Strength
Stretch-Shorting Cycle (SSC)
Human movement, such as throwing, jumping, and even walking, is characterized by an eccentric phase immediately followed by a concentric phase, called the stretch-shortening cycle (SSC). During the eccentric phase, the tendons develop and stores potential kinetic energy, similar to a stretched elastic band. Then, during the concentric phase, this potential kinetic energy is returned, resulting in greater force output than if the movement had begun concentrically. During many movements, such as jumping rope, the muscle maintains static contraction, with movement being provided by the storing and release of elastic energy through the tendons. Since static muscular activity uses up less energy than concentric activity, SSC is an extremely energy-efficient way of moving. The efficiency of the SSC is easy to test:
- Perform a vertical jump in a normal manner, where you first crouch, and then jump upwards as explosively as possible.
- Next, crouch, but pause for five seconds, and then jump upward.
- Measure each attempt.
- You will see that the jump where the crouch (or eccentric phase) was IMMEDIATELY followed by the jump was more successful. The key to preserving as much potential kinetic energy as possible is to switch from eccentric to concentric as rapidly as possible.
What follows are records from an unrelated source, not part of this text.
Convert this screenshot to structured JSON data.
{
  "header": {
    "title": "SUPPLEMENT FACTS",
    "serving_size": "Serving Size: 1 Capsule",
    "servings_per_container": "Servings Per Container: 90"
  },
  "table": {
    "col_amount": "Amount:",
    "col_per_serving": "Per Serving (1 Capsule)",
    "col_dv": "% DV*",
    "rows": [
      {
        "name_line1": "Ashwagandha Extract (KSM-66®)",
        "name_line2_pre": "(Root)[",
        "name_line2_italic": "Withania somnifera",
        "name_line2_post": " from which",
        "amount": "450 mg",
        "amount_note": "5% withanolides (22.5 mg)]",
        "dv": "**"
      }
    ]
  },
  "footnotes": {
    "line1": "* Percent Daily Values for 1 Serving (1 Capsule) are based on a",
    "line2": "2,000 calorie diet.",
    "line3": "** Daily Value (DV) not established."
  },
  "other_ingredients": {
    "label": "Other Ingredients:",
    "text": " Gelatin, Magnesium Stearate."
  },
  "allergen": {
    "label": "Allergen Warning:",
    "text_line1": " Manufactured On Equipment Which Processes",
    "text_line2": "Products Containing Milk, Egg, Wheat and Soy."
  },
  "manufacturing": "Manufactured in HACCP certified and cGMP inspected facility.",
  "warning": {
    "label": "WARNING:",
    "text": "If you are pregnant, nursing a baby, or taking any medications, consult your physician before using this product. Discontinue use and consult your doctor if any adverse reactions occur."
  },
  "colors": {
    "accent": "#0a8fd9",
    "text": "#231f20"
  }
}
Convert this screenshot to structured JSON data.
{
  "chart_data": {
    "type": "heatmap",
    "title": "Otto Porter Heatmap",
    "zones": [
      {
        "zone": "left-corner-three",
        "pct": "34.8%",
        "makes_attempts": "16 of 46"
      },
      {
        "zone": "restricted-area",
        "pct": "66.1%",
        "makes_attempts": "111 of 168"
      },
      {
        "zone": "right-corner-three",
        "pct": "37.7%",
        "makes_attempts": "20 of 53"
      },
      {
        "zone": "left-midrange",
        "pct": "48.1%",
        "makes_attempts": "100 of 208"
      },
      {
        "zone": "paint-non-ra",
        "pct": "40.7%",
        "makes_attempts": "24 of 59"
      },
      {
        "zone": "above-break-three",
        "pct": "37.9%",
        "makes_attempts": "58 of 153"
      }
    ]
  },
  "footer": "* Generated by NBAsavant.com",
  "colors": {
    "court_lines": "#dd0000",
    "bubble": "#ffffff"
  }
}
SSC may be seen in Taekwondo by watching how fighters camber, or cock their kicks before they are executed. Punches all start from the guard, or chambered position.
Strength training methods should reflect the SSC nature of athletic skills. The best forms of resistance training to use are constant resistance, or "free weights," and variable resistance machines that attempt to "match" the resistance values to the strength curve of the muscle being trained. Free weights are preferred because machines tend to rob the synergists and stabilizers of adaptive stress.